Fortunately, most servers are well protected inside data centers with security monitoring at the doors, video cameras, and fancy key-card systems. But what about your backups? What about the copy of the site that you gave to a consulting firm so the consultants can work on the new version of the site in their environment? The lesson here is that you must protect your data virtually (with code and configuration) and physically and, further, that you must do so not only on your server but every time you make a copy of the data. For your routine backups a good solution is to encrypt the database file prior to moving it to the backup medium. But what should you do if you need to share a copy of the database with someone who needs to work on it, but you want to protect the privacy of your users?

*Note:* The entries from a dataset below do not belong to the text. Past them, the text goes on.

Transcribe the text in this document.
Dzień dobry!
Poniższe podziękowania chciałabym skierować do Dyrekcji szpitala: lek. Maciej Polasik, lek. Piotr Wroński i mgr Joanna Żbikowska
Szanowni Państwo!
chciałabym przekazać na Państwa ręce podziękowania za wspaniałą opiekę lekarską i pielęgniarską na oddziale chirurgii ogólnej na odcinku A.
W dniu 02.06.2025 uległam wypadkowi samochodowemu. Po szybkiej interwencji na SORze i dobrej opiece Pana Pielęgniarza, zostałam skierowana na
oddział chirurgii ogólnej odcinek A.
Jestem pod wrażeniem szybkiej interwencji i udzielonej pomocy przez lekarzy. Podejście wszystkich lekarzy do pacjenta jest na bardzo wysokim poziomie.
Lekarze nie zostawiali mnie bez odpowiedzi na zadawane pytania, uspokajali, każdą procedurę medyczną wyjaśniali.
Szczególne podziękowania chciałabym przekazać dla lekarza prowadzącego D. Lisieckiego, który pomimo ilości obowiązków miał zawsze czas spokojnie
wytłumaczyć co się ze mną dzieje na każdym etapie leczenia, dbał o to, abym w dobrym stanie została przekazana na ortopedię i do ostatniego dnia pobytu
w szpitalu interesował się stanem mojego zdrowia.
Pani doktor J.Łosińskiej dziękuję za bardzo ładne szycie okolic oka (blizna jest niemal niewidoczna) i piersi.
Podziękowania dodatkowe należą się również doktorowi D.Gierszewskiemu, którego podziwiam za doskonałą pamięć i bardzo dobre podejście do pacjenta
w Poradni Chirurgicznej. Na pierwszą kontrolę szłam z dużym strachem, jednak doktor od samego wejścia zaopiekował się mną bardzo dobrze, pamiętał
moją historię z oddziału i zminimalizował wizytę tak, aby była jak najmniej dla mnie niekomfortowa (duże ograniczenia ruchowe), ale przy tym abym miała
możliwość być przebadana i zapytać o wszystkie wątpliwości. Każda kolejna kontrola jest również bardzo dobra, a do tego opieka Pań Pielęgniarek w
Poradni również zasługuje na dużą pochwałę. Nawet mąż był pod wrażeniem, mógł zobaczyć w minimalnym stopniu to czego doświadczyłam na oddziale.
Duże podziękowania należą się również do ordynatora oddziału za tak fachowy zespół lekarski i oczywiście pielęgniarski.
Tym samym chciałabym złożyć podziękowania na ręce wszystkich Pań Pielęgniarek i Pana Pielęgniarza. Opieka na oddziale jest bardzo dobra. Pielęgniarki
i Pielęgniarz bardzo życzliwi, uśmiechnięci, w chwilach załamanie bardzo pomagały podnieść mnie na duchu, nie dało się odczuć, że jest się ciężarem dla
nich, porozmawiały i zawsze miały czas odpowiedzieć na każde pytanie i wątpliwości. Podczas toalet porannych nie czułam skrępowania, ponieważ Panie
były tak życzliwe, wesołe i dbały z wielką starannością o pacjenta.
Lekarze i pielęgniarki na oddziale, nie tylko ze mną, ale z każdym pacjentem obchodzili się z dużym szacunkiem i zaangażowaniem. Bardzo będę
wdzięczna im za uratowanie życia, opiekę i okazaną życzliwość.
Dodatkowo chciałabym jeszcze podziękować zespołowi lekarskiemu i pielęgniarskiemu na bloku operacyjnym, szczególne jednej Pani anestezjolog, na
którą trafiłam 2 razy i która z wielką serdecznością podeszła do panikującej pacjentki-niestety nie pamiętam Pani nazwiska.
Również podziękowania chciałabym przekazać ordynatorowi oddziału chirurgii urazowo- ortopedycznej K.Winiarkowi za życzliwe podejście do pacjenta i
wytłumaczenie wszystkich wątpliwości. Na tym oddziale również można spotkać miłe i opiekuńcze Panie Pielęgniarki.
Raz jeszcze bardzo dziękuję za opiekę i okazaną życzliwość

2.2.4. Sanitizing a Typical Drupal Database

One possibility is to sanitize the database in a way that retains all meaningful data but retains the right amounts of data in typical fields so that the database is still useful for performance testing. The main strategy is to insert meaningless data on top of private fields and erase some tables that can be easily regenerated and that contain sensitive messages, as shown here:

UPDATE users SET mail = CONCAT(name, '@localhost'), init =
  CONCAT(name, '@localhost'),
UPDATE comments SET mail = CONCAT(name, '@localhost'), hostname =
  '127.0.0.1';
TRUNCATE accesslog;
TRUNCATE cache;
TRUNCATE cache_filter;
TRUNCATE cache_menu;
TRUNCATE cache_page;
TRUNCATE sessions;
TRUNCATE watchdog;

Depending on which contributed modules you have installed, you may need to clear out information from some other tables as well. A useful technique to find those columns is to create an export of your database and then use a text-search utility like grep to search for email addresses from common providers:

grep "@yahoo.com" my_database_backup.sql

This command will find tables and columns in the database that will need to be sanitized using one of these techniques prior to distributing the database.